Re the 97% thing, I was observing it with 100M but NM:i:3. Here's a concrete example:
$ cat tests/data/k141_2005182.offending_read.sam @HD VN:1.6 SO:coordinate @SQ SN:k141_2005182 LN:225 NS500333:6:H1124BGXX:2:21307:6303:13731 147 k141_2005182 54 55 50S100M = 74 -80 GCAGAGTTATGTTTCGAGTTCCTCGATGTTCTCCACGAGTTCGTTGATCTCCTCTCTGTGTTCCTAGAGTGCCTCTGCTTGACCGCATCCGCCGGCCACGGTCGCGCAGAGCGTCTGTCCGAGTTCGAAGAGCACCTCTCGGTGTTCCTC ))))))).)))7F.FF)F<FA.F)F).<.7.A))F7<77FFFF)))7)AF)F)F<..<FF.F..A)FFF.F7.7FA7F.FFF<FFFF.FAFA7FF.FFFF77<<FFFFFFFAFFFAFF)FFFFF<FFFFFFFFFAFFFAF<F<FFAAA<< NM:i:3 MD:Z:6G8C3C80 MC:Z:5S110M34S AS:i:85 XS:i:73 XA:Z:k141_2005182,-138,50S88M12S,3;k141_2005182,-1,81S69M,0; $ cat tests/data/k141_2005182.offending_read.sam |jgi_summarize_bam_contig_depths --outputDepth /dev/stdout /dev/stdin Output depth matrix to /dev/stdout Output matrix to /dev/stdout Opening 1 bams Consolidating headers Processing bam files Thread 0 finished: stdin with 0 reads and 0 readsWellMapped Creating depth matrix file: /dev/stdout contigName contigLen totalAvgDepth stdin stdin-var k141_2005182 225 0 0 0 Closing most bam files Closing last bam file Finished
Thanks, ben
-
Well I learned something from that... 97 / 100.0 == 0.9700000 if it is a float but 0.9700000286102295 if it is a double upcast from a float.
fprintf(stdout, " int/float=%0.16f, int/double=%0.16lf isEqual=%d\n", (float) (97/100.0), (double) (97/100.0), (float) (97/100.0) == (double) (97/100.0)); fprintf(stdout, "floats int/float=%0.16f, int/double=%0.16lf isEqual=%d\n", (float) (97/(float) 100.0), (double) (97/(float) 100.0), (float) (97/(float) 100.0) == (double) (97/(float) 100.0)); fprintf(stdout, "doubles int/float=%0.16f, int/double=%0.16lf isEqual=%d\n", (float) (97/(double) 100.0), (double) (97/(double) 100.0), (float) (97/(double) 100.0 ) == (double) (97/(double) 100.0)); int/float=0.9700000286102295, int/double=0.9700000000000000 isEqual=0 floats int/float=0.9700000286102295, int/double=0.9700000286102295 isEqual=1 doubles int/float=0.9700000286102295, int/double=0.9700000000000000 isEqual=0
To save space in some of the containers, I use floats, but use doubles for the calculations and the pctId was being calculated as a double but comparing to a float.
-
And the other bug where the totalDepth != bamDepth for 1 bam was an integer rounding error where I as casting a long from a float * int and it was getting truncated, not rounded.

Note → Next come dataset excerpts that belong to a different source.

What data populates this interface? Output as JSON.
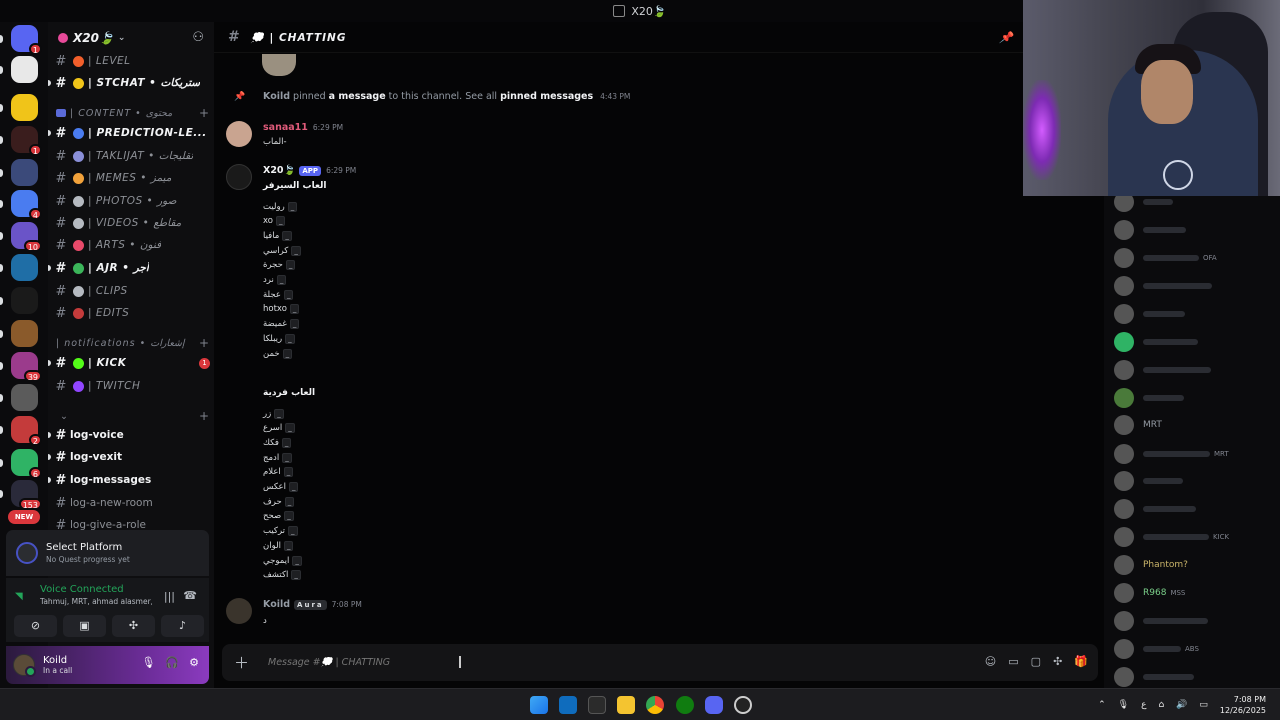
{
  "window": {
    "title": "X20🍃"
  },
  "rail": {
    "servers": [
      {
        "name": "discord-home",
        "color": "#5865f2",
        "badge": "1"
      },
      {
        "name": "server-2",
        "color": "#e8e8e8",
        "badge": ""
      },
      {
        "name": "server-3",
        "color": "#f0c419",
        "badge": ""
      },
      {
        "name": "server-4",
        "color": "#3a1d1d",
        "badge": "1"
      },
      {
        "name": "server-5",
        "color": "#3b4a7a",
        "badge": ""
      },
      {
        "name": "server-6",
        "color": "#4a7cf0",
        "badge": "4"
      },
      {
        "name": "server-7",
        "color": "#6a54c8",
        "badge": "10"
      },
      {
        "name": "server-8",
        "color": "#1f6ea6",
        "badge": ""
      },
      {
        "name": "server-9",
        "color": "#1a1a1a",
        "badge": ""
      },
      {
        "name": "server-10",
        "color": "#8a5a2b",
        "badge": ""
      },
      {
        "name": "server-11",
        "color": "#9b3b8c",
        "badge": "39"
      },
      {
        "name": "server-12",
        "color": "#5b5b5b",
        "badge": ""
      },
      {
        "name": "server-13",
        "color": "#c43b3b",
        "badge": "2"
      },
      {
        "name": "server-14",
        "color": "#2fb365",
        "badge": "6"
      },
      {
        "name": "server-15",
        "color": "#2a2a3a",
        "badge": "153"
      }
    ],
    "new_label": "NEW"
  },
  "sidebar": {
    "server_name": "X20🍃",
    "channels_top": [
      {
        "name": "| LEVEL",
        "emoji_color": "#f25f2b",
        "bright": false
      },
      {
        "name": "| STCHAT • ستريكات",
        "emoji_color": "#f0c419",
        "bright": true
      }
    ],
    "category_content": "| CONTENT • محتوى",
    "channels_content": [
      {
        "name": "| PREDICTION-LE...",
        "emoji_color": "#4a7cf0",
        "bright": true
      },
      {
        "name": "| TAKLIJAT • تقليجات",
        "emoji_color": "#8a8fd8",
        "bright": false
      },
      {
        "name": "| MEMES • ميمز",
        "emoji_color": "#f2a23b",
        "bright": false
      },
      {
        "name": "| PHOTOS • صور",
        "emoji_color": "#b5bac1",
        "bright": false
      },
      {
        "name": "| VIDEOS • مقاطع",
        "emoji_color": "#b5bac1",
        "bright": false
      },
      {
        "name": "| ARTS • فنون",
        "emoji_color": "#e84a6a",
        "bright": false
      },
      {
        "name": "| AJR • أجر",
        "emoji_color": "#3bb55a",
        "bright": true
      },
      {
        "name": "| CLIPS",
        "emoji_color": "#b5bac1",
        "bright": false
      },
      {
        "name": "| EDITS",
        "emoji_color": "#c43b3b",
        "bright": false
      }
    ],
    "category_notifications": "| notifications • إشعارات",
    "channels_notif": [
      {
        "name": "| KICK",
        "emoji_color": "#53fc18",
        "bright": true,
        "unread": "1"
      },
      {
        "name": "| TWITCH",
        "emoji_color": "#9146ff",
        "bright": false,
        "unread": ""
      }
    ],
    "channels_log": [
      {
        "name": "log-voice",
        "bright": true
      },
      {
        "name": "log-vexit",
        "bright": true
      },
      {
        "name": "log-messages",
        "bright": true
      },
      {
        "name": "log-a-new-room",
        "bright": false
      },
      {
        "name": "log-give-a-role",
        "bright": false
      }
    ]
  },
  "quest": {
    "title": "Select Platform",
    "subtitle": "No Quest progress yet"
  },
  "voice": {
    "status": "Voice Connected",
    "channel": "Tahmuj, MRT, ahmad alasmer,..."
  },
  "user": {
    "name": "Koild",
    "status": "In a call"
  },
  "chat": {
    "channel_name": "💭 | CHATTING",
    "system": {
      "user": "Koild",
      "text1": "pinned",
      "link1": "a message",
      "text2": "to this channel. See all",
      "link2": "pinned messages",
      "time": "4:43 PM"
    },
    "msg1": {
      "author": "sanaa11",
      "time": "6:29 PM",
      "text": "الماب-",
      "color": "#e05b7a"
    },
    "msg2": {
      "author": "X20🍃",
      "tag": "APP",
      "time": "6:29 PM",
      "heading1": "العاب السيرفر",
      "list1": [
        "روليت",
        "xo",
        "مافيا",
        "كراسي",
        "حجرة",
        "نرد",
        "عجلة",
        "hotxo",
        "غميضة",
        "ريبلكا",
        "خمن"
      ],
      "heading2": "العاب فردية",
      "list2": [
        "زر",
        "اسرع",
        "فكك",
        "ادمج",
        "اعلام",
        "اعكس",
        "حرف",
        "صحح",
        "تركيب",
        "الوان",
        "ايموجي",
        "اكتشف"
      ],
      "code": "_"
    },
    "msg3": {
      "author": "Koild",
      "tag": "Aura",
      "time": "7:08 PM",
      "text": "د"
    },
    "composer_placeholder": "Message #💭 | CHATTING"
  },
  "members": [
    {
      "name": "",
      "color": "#555"
    },
    {
      "name": "",
      "color": "#555"
    },
    {
      "name": "",
      "tag": "OFA",
      "color": "#555"
    },
    {
      "name": "",
      "color": "#555"
    },
    {
      "name": "",
      "color": "#555"
    },
    {
      "name": "",
      "color": "#2fb365"
    },
    {
      "name": "",
      "color": "#555"
    },
    {
      "name": "",
      "color": "#4a7a3a"
    },
    {
      "name": "MRT",
      "color": "#555"
    },
    {
      "name": "",
      "tag": "MRT",
      "color": "#555"
    },
    {
      "name": "",
      "color": "#555"
    },
    {
      "name": "",
      "color": "#555"
    },
    {
      "name": "",
      "tag": "KICK",
      "color": "#555"
    },
    {
      "name": "Phantom?",
      "color": "#555"
    },
    {
      "name": "R968",
      "tag": "MSS",
      "color": "#555"
    },
    {
      "name": "",
      "color": "#555"
    },
    {
      "name": "",
      "tag": "ABS",
      "color": "#555"
    },
    {
      "name": "",
      "color": "#555"
    }
  ],
  "taskbar": {
    "time": "7:08 PM",
    "date": "12/26/2025",
    "lang": "ع"
  }
}
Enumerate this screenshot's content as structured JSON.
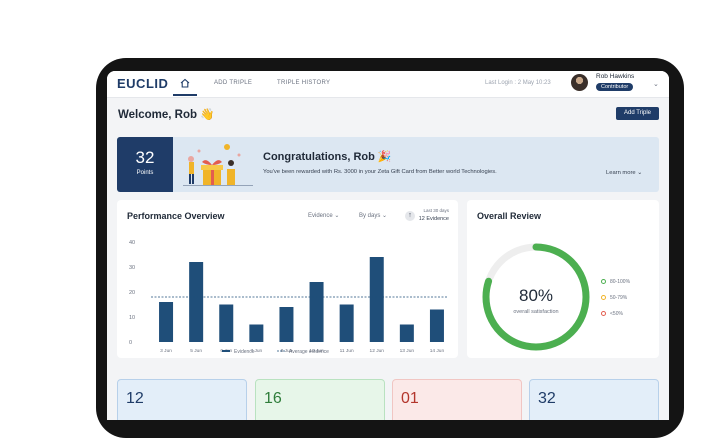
{
  "header": {
    "logo": "EUCLID",
    "nav": [
      "ADD TRIPLE",
      "TRIPLE HISTORY"
    ],
    "last_login": "Last Login : 2 May 10:23",
    "user_name": "Rob Hawkins",
    "user_role": "Contributor"
  },
  "welcome": "Welcome, Rob 👋",
  "add_button": "Add Triple",
  "banner": {
    "points": "32",
    "points_label": "Points",
    "title": "Congratulations, Rob 🎉",
    "message": "You've been rewarded with Rs. 3000 in your Zeta Gift Card from Better world Technologies.",
    "learn_more": "Learn more"
  },
  "performance": {
    "title": "Performance Overview",
    "filter_metric": "Evidence",
    "filter_period": "By days",
    "range_label": "Last 30 days",
    "range_value": "12 Evidence"
  },
  "review": {
    "title": "Overall Review",
    "percent": "80%",
    "caption": "overall satisfaction",
    "legend": [
      "80-100%",
      "50-79%",
      "<50%"
    ],
    "colors": {
      "high": "#4caf50",
      "mid": "#f0b429",
      "low": "#e35d4f"
    }
  },
  "stats": [
    {
      "value": "12",
      "bg": "#e3eef9",
      "border": "#b7d0ea",
      "color": "#1f3c68"
    },
    {
      "value": "16",
      "bg": "#e7f6e9",
      "border": "#b9e2c0",
      "color": "#2f7d3a"
    },
    {
      "value": "01",
      "bg": "#fbe9e8",
      "border": "#f1c6c3",
      "color": "#b3362c"
    },
    {
      "value": "32",
      "bg": "#e3eef9",
      "border": "#b7d0ea",
      "color": "#1f3c68"
    }
  ],
  "chart_data": {
    "type": "bar",
    "categories": [
      "3 Jun",
      "5 Jun",
      "6 Jun",
      "7 Jun",
      "8 Jun",
      "10 Jun",
      "11 Jun",
      "12 Jun",
      "13 Jun",
      "14 Jun"
    ],
    "series": [
      {
        "name": "Evidence",
        "values": [
          16,
          32,
          15,
          7,
          14,
          24,
          15,
          34,
          7,
          13
        ]
      }
    ],
    "average": 18,
    "average_label": "Average evidence",
    "yticks": [
      0,
      10,
      20,
      30,
      40
    ],
    "ylim": [
      0,
      40
    ],
    "bar_color": "#1f4e79",
    "grid": false,
    "legend_position": "bottom"
  }
}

Thanks for your test edge cases! I'll push these changes to this repo soon.
- Log in to comment
Excluding the possibility of a bug, the output of depth coverages is corrected from the raw count by a number of factors to give a more realistic metric considering the nature of reads, errors, and strain variations present in the data and samples.
1) The edges of a contig are generally excluded from the coverage counts up to a default of 75 bases or the average read length (--includeEdgeBases, --maxEdgeBases). This is because, generally mappers have a difficult time aligning a partial read to a contig when it would extend off edge and the coverage ramps up from 0 to the true coverage in this region 2) reads that map imperfectly are excluded when the %ID of the mapping drops below a threshold (--percentIdentity=97). MetaBAT is designed to resolve strain variation and mapping reads with low %ID indicate that the read actually came from a different strain/species. 3) clips/insertions/deletions/mismatches are excluded from the coverage count -- only the read bases that exactly match the reference are counted as coverage. This generally has a small effect, except in the case of long reads from PacBio and Nanopore.